At half-past twelve he did an appendix operation on the only son of his best friend. At one o’clock he did another appendix operation. Whom it was on didn’t matter. It couldn’t have been worse on—any one. At half-past one no one remembered to feed him. At two, in another man’s operation, he saw the richest merchant in the city go wafted out into eternity on the fumes of ether taken for the lancing of a stye. At three o’clock, passing the open door of one of the public waiting-rooms, an Italian peasant woman rushed out and spat in his face because her tubercular daughter had just died at the sanitarium where the Senior Surgeon’s money had sent her. Only in this one wild, defiling moment did the lust for alcohol surge up in him again, surge clamorously, brutally, absolutely mercilessly, as though in all the known cleansants of the world only interminable raw whisky was hot enough to cauterize a polluted consciousness. At half past three, as soon as he could change his clothes again, he re-broke and re-set an acrobat’s priceless leg. At five o’clock, more to rest himself than anything else, he went up to the autopsy amphitheater to look over an exhibit of enlarged hearts, whose troubles were permanently over.

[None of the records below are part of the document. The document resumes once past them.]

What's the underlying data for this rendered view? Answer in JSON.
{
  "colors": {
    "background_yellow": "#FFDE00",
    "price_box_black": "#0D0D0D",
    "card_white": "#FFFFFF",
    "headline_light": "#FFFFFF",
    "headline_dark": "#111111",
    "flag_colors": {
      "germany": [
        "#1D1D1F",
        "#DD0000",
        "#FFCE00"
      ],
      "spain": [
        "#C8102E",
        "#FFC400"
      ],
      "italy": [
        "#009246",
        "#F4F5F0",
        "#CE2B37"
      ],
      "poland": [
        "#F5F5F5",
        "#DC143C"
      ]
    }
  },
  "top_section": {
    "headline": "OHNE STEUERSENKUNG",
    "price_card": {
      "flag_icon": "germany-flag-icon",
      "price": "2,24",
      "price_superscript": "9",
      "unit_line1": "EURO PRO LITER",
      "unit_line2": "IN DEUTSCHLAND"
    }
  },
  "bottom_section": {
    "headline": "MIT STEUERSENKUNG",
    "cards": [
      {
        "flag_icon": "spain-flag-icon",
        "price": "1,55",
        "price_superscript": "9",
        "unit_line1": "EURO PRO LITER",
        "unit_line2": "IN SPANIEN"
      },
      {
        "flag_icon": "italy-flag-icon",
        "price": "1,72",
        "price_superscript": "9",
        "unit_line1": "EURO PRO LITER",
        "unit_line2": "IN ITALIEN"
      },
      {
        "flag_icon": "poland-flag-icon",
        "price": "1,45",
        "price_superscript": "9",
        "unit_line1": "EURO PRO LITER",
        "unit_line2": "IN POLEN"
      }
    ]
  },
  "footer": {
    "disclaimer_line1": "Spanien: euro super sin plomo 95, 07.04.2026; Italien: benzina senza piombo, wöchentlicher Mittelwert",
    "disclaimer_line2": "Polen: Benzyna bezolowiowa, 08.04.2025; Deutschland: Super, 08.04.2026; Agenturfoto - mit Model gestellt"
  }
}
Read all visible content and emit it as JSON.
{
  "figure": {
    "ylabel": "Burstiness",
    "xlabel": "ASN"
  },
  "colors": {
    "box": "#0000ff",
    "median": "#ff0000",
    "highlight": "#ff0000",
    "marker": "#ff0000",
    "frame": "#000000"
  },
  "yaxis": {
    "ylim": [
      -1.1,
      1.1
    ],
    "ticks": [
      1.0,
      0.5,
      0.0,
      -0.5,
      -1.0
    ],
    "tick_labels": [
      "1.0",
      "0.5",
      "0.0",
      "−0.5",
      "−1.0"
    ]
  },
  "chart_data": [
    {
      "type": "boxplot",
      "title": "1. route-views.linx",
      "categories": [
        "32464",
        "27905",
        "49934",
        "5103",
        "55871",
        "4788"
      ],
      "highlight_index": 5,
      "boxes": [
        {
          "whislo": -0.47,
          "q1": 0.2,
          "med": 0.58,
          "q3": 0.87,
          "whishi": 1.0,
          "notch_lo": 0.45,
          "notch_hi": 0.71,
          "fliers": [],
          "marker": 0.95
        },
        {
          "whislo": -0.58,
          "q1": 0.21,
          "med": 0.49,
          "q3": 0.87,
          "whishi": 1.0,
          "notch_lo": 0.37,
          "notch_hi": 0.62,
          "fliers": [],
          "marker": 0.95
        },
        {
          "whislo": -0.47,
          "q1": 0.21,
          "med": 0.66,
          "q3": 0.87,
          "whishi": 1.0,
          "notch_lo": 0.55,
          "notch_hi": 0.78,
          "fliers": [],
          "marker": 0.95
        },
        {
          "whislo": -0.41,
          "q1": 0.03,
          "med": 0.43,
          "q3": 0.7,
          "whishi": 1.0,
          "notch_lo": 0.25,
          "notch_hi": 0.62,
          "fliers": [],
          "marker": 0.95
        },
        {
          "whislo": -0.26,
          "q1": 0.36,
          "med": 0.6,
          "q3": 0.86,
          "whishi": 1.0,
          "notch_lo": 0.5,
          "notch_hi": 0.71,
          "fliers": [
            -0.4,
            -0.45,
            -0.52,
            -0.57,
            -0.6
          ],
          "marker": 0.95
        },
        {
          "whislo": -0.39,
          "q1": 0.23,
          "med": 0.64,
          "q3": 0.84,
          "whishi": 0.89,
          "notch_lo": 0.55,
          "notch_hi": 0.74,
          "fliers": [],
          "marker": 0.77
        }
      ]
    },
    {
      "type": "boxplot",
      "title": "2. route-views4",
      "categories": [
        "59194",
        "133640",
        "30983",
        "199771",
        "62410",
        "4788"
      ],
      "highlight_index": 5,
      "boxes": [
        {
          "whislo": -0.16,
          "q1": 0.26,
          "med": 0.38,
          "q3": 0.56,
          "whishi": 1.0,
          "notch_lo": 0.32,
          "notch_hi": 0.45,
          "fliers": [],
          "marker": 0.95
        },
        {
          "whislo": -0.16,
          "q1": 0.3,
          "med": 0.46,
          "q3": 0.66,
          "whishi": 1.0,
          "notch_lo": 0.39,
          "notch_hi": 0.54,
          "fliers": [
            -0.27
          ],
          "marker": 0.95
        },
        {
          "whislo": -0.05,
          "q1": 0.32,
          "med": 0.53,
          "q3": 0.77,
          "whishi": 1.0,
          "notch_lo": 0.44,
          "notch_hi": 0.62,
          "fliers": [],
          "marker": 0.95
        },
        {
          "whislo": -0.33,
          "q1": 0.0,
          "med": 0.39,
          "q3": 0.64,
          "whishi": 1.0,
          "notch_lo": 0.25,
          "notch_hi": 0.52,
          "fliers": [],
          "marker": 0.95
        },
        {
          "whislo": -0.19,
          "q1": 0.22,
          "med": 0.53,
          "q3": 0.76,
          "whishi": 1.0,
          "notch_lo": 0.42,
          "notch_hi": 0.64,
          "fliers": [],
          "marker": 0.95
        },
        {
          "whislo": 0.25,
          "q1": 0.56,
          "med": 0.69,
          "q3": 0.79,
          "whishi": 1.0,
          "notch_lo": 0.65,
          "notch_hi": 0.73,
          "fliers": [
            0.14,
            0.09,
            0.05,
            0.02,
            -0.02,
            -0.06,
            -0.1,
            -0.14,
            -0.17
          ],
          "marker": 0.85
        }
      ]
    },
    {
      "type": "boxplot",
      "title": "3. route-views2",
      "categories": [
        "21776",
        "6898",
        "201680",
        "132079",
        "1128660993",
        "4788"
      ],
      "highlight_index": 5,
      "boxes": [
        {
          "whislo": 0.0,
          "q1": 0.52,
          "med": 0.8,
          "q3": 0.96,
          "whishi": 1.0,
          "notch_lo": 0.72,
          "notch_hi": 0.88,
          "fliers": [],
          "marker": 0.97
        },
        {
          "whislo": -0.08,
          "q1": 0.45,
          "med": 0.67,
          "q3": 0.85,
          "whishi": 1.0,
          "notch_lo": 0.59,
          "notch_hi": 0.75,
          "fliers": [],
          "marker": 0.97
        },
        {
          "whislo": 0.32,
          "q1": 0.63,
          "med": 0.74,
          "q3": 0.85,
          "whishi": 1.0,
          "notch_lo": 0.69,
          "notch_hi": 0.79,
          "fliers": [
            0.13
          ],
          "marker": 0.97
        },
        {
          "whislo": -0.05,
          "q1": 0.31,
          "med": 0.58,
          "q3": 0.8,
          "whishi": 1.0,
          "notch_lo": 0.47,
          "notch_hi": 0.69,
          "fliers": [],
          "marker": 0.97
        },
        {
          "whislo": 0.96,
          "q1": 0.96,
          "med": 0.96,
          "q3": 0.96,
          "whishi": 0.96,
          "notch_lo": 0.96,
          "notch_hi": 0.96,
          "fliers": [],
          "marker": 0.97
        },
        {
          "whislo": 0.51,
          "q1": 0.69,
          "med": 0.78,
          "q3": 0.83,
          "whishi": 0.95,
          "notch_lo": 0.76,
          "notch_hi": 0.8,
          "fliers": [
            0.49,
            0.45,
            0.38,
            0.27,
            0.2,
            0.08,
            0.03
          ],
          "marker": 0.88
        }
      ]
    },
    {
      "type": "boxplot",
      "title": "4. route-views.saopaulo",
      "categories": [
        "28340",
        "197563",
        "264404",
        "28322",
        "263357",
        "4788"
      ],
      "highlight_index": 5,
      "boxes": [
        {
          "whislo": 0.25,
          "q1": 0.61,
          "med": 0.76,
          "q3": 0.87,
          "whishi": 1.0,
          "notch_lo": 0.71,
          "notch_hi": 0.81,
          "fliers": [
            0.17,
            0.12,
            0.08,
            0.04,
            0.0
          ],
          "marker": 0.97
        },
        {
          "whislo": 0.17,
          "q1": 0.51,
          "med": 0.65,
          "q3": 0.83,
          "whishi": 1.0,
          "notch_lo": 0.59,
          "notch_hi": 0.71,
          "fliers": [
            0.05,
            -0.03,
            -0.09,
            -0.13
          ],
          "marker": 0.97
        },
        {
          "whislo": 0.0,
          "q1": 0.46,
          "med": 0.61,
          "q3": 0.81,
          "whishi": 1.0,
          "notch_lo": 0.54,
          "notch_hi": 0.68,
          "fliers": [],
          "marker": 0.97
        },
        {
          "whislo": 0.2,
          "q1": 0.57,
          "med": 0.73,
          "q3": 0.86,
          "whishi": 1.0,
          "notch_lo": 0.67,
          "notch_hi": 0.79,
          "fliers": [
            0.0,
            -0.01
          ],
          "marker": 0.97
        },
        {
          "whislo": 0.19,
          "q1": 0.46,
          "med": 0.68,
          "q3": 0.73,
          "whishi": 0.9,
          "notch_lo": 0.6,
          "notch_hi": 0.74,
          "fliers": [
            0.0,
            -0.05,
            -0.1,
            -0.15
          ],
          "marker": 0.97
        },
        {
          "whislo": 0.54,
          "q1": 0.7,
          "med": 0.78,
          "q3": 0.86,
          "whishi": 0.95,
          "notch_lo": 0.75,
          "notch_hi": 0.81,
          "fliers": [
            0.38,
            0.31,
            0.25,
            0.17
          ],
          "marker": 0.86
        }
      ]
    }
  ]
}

At six o’clock just as he was leaving the great building with all its harrowing sights, sounds, and smells, a peremptory telephone call from one of the younger surgeons of the city summoned him back into the stuffy office again.
“Dr. Faber?”
“Yes.”
“This is Merkley!”
“Yes.”
“Can you come immediately and help me with that fractured skull case I was telling you about this morning? We’ll have to trepan right away!”
“Trepan nothing!” grunted the Senior Surgeon. “I’ve got to go home early to-night—and help catch a canary.”
“Catch a—what?” gasped the younger surgeon.
“A canary!” grinned the Senior Surgeon mirthlessly.
“A—what?” roared the younger man.
“Oh, shut up, you damned fool! Of course I’ll come!” said the Senior Surgeon.
There was no “boy” left in the Senior Surgeon when he reached home that night.
Gray with road-travel, haggard with strain and fatigue, it was long, long after the rosy sunset time,—long, long after the yellow supper light, that he came dragging up through the sweet-scented dusk of the garden and threw himself down without greeting of any sort on the top step of the piazza where the White Linen Nurse’s skirts glowed palely through the gloom.
“Well, I put a canary bird back into its cage for you!” he confided laconically. “It was a little chap’s soul. It sure would have gotten away before morning.”
“Who was the man that tried to turn it loose—this time?” asked the White Linen Nurse.
“I didn’t say that anybody did!” growled the Senior Surgeon.
“Oh,” said the White Linen Nurse. “Oh.” Quite palpably a little shiver of flesh and starch went rustling through her. “I’ve had a wonderful day, too!” she confided softly. “I’ve cleaned the attic and darned nine pairs of your stockings and bought a sewing-machine—and started to make you a white silk negligee shirt for a surprise!”